In the wake of Celtics great Dennis Johnson's untimely death, it's natural that his on-court accomplishments are getting loads of attention. But what about the domestic-abuse case that embroiled Johnson in 1997?

That October, Johnson was arrested in Orlando after allegedly grabbing his wife by the throat and threatening her with a knife. Here's a description from the Oct. 21, 1997 Globe:
According to the police report, which was obtained from Channel 4, Dwayne Johnson [Johnson's 17-year-old son] saw the argument as it escalated to the point that Dennis Johnson grabbed his wife in a choking manner with his left hand and held a knife in front of her face.
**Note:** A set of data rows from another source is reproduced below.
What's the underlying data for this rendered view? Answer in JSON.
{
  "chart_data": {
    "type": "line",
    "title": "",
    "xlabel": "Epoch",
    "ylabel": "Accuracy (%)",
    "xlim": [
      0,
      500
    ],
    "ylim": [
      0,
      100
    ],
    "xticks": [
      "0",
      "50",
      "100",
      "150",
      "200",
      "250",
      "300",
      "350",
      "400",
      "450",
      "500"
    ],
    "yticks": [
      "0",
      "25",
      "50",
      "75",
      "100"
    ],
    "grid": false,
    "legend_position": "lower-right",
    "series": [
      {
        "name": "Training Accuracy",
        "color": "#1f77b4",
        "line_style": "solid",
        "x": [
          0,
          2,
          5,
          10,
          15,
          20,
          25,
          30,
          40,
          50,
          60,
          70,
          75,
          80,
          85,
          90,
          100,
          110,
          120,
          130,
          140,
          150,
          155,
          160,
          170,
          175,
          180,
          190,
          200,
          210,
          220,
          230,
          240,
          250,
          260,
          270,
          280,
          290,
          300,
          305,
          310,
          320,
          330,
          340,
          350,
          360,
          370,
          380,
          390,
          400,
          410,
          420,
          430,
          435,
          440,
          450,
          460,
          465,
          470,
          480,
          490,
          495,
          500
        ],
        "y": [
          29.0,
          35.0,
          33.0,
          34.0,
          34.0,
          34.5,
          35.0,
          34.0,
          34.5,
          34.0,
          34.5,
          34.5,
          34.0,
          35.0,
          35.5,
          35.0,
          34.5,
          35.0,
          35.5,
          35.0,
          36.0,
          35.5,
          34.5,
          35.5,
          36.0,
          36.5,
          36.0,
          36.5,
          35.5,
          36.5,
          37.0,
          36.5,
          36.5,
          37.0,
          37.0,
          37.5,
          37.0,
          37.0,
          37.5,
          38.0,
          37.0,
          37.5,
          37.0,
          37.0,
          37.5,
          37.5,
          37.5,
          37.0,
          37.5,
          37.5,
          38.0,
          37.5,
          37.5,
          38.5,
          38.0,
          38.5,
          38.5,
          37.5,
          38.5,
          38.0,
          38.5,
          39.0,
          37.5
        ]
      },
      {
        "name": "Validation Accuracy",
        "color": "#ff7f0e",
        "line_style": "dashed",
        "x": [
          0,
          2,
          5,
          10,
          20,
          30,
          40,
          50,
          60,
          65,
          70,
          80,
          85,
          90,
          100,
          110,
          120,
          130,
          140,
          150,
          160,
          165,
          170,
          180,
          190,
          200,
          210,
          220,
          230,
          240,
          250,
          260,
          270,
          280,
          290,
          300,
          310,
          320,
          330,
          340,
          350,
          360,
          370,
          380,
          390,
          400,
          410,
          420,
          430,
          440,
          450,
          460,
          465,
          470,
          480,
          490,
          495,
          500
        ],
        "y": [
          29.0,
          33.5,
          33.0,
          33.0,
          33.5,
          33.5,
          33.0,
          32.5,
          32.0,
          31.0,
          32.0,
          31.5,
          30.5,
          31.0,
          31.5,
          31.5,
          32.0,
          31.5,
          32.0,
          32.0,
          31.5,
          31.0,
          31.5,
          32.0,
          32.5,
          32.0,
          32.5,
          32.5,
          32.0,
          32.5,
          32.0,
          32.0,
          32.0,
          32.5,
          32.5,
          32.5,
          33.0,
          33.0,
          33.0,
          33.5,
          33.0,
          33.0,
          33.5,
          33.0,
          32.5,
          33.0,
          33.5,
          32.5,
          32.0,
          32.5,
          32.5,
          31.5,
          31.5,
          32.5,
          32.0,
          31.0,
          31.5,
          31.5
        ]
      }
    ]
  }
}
According to the report, Donna Johnson yelled, "What are you going to do, kill me? Go ahead." Dennis Johnson replied, "You don't think anybody will hit you?"

After a few moments, Johnson let his wife go but was still yelling and holding the knife, the report said. When Dwayne attempted to stop the argument, his father said, "Don't you even, or I'll knock you the [expletive] out." Donna Johnson replied, "No you won't. You won't touch him."

Dwayne Johnson told police he believed his father would hit him, so he ran to a neighbor's house and asked her to call 911. He then returned to the house, saw the argument had died down, and called 911 himself.
In November 1997, though, the various charges against Johnson were dropped when his wife and son refused to cooperate with prosecutors. Johnson apparently reconciled with his family, but the incident compromised his efforts to build an NBA coaching career; when he died, Johnson was coaching the Austin Toros in the NBA's Development League.

Which brings us to today's treatments of Johnson's death. The Herald's Steve Bulpett doesn't mention the knife incident in his obit or "appreciation"--even though he covered it for the Globe at the time, and later chronicled its impact on Johnson's coaching career.

Over at the Globe, meanwhile, columnist Jackie MacMullan alludes to the incident but steers clear of ugly details: "DJ dreamed of being an NBA coach, but a messy domestic abuse incident involving his wife, Donna, hampered his efforts to earn a legitimate shot at such a job." Shira Springer ignores it completely. So does AP, so does Sports Illustrated's Jack McCallum, and so does ESPN's Bill Simmons in an otherwise fantastic homage.

Johnson was an amazing player, and he may have been a good man who just made a terrible mistake ten years ago. But pretending the events of that day never happened--or eliding them as "messy"--is awfully tough to justify.